This package implements [neural network training with tangent space regularization for estimation of dynamics models](https://arxiv.org/abs/1806.09919) of control systems on either of the forms

```
x' = f(x, u) # ::System
x' - x = g(x, u) # ::DiffSystem
```

With tangent space regularization, we penalize the difference between the Jacobian of the model in two consecutive time-steps. This encodes the prior belief that the system is *smooth* along the trajectory.
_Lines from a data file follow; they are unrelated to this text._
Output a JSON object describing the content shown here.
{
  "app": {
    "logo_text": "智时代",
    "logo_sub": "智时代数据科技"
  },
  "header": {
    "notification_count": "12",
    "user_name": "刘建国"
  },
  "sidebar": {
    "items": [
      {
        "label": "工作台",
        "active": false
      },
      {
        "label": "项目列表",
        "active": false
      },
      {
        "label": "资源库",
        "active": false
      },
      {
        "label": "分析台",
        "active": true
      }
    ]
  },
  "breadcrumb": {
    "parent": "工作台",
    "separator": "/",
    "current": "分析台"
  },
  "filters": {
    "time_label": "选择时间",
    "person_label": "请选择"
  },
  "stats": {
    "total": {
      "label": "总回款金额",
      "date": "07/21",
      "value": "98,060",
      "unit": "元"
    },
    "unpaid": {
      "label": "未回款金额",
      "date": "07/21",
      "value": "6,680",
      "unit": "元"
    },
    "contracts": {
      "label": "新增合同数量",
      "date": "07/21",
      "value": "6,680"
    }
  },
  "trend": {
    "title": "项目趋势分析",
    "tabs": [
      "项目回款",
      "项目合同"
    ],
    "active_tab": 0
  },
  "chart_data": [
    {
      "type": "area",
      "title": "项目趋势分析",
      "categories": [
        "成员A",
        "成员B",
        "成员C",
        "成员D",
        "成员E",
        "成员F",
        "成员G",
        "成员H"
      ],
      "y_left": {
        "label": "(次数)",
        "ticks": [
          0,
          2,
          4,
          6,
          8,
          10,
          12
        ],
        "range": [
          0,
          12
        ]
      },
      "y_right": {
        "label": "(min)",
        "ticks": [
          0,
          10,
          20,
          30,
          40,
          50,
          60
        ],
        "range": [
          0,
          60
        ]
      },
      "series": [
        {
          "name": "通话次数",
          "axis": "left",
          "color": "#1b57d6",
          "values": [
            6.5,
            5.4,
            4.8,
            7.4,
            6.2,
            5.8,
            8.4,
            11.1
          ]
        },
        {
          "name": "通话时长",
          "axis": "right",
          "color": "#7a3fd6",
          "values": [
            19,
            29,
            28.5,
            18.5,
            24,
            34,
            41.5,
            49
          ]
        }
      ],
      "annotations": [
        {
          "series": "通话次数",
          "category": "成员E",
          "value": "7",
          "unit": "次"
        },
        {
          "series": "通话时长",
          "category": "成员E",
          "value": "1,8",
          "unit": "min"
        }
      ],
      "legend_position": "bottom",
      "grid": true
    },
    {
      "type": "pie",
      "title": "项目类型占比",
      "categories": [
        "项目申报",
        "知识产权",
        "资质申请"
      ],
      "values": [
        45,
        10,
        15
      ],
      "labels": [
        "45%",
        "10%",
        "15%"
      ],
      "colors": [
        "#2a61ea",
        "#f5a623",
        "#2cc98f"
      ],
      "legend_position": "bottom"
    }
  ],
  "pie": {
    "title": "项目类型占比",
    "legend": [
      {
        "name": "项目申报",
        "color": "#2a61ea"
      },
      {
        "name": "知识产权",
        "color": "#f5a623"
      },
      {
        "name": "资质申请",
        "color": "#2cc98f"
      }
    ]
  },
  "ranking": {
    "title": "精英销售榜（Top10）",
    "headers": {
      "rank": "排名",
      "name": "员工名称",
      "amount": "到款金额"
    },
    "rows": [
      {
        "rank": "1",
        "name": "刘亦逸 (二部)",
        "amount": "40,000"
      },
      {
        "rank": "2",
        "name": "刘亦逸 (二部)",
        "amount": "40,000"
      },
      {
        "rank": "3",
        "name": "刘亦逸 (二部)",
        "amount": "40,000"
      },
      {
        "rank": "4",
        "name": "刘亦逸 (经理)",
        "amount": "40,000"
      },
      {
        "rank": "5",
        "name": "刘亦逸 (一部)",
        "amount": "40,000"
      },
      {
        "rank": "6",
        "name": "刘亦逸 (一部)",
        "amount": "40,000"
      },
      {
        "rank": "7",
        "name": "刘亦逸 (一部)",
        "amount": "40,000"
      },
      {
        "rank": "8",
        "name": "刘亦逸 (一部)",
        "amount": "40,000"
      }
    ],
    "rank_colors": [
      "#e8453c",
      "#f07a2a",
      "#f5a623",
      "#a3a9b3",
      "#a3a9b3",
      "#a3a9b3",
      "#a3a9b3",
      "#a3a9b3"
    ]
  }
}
We accomplish this by fitting an LTV model using [LTVModels.jl](https://github.com/baggepinnen/LTVModels.jl) where we include the desired regularization term in the cost function, and sample this model around a trajectory to add training data to fit the neural network. This additional training data will hopefully respect the locally linear behavior of the system and will help prevent overfitting. The concept is illustrated below.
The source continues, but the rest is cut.